Nach langen Vorarbeiten schienen sich die Tarifpartner (Konkordat der Krankenversicherer, FMH, Spitäler und Sozialversicherungen) auf ein einheitliches Tarifssystem (TarMed 01) zur Abgeltung der ärztlichen Leistungen einigen zu können, obgleich innerhalb der FMH nach wie vor starke Querelen in Gang waren. Insbesondere die Untervereinigung der invasis und operativ tätigen Ärzteschaft (FMS) befürchtete massive Einkommenseinbussen, da die Tarifrevision einerseits die diagnostische und beratende Funktion der Ärzte aufwerten, andererseits kostenneutral ausgestaltet sein soll. Die FMH zögerte deshalb ihre definitive Zustimmung zu den Detailbestimmungen immer wieder hinaus. Im Mai stimmte sie dem TarMed für den Bereich der obligatorischen Unfall-, Militär- und Invalidenversicherung zwar zu, verlangte aber für den Krankheitsbereich, der rund 95% aller Ausgaben betrifft, Zusatzverhandlungen. Am 30. August, dem allerletzten vom EDI fixierten Termin, unterschrieb die FMH das Vertragswerk. Das EDI bekundete wenig Begeisterung, da seiner Meinung nach die Frage der Kostenneutralität nur ungenügend transparent gemacht worden sei. Im Dezember stimmte auch die Ärztekammer grundsätzlich zu, beschloss aber, in den ersten Monaten von 2002 eine Urabstimmung unter den knapp 30'000 FMH-Mitgliedern durchzuführen. Die FMS drohte mit Austritt aus der Verbindung.

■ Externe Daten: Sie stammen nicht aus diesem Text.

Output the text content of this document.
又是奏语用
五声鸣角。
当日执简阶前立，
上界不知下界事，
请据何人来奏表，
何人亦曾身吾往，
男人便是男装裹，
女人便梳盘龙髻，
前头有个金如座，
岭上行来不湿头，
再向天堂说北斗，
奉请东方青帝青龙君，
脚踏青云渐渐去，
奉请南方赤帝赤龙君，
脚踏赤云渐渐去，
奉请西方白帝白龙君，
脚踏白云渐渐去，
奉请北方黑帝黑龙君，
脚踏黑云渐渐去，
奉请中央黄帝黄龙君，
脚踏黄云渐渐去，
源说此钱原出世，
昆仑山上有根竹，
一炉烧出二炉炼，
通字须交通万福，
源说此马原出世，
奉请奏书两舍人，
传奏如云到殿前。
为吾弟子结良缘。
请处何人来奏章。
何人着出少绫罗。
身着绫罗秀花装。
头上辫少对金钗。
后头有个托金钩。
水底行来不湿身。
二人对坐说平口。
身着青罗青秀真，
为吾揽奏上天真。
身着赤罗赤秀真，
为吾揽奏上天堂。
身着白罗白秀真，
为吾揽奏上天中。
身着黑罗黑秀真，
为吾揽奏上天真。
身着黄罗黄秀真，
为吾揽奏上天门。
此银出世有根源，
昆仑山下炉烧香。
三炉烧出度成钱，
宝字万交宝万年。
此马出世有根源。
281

In Beantwortung einer Einfachen Anfrage Berberat (sp, NE) (01.1035) bekräftigte der Bundesrat erneut seine Entschlossenheit, im Fall eines Scheiterns von TarMed von Amtes wegen eine Tarifstruktur zu verordnen.

Schaffung des TARMED
Dossier: Tarifstrukturen im Gesundheitswesen

Nach dem Nationalrat lehnte auch die kleine Kammer die 1997 eingereichte Volksinitiative „Für eine freie Arzt- und Spitalwahl“, die eine uneingeschränkte Wahl des Leistungserbringers für die Kranken- und Unfallversicherten in der ganzen Schweiz verlangte, mit 28 zu 0 Stimmen klar ab. Da mit der 2. Teilrevision des KVG im Bereich der Spitalfinanzierung ein Hauptanliegen der Initianten (gleich lange Spiesse für öffentliche Spitäler und private Kliniken) weitgehend Berücksichtigung fand, wurde das Begehren im Sommer zurückgezogen.

Volksinitiative «für eine freie Arzt- und Spitalwahl» (BRG 99.059)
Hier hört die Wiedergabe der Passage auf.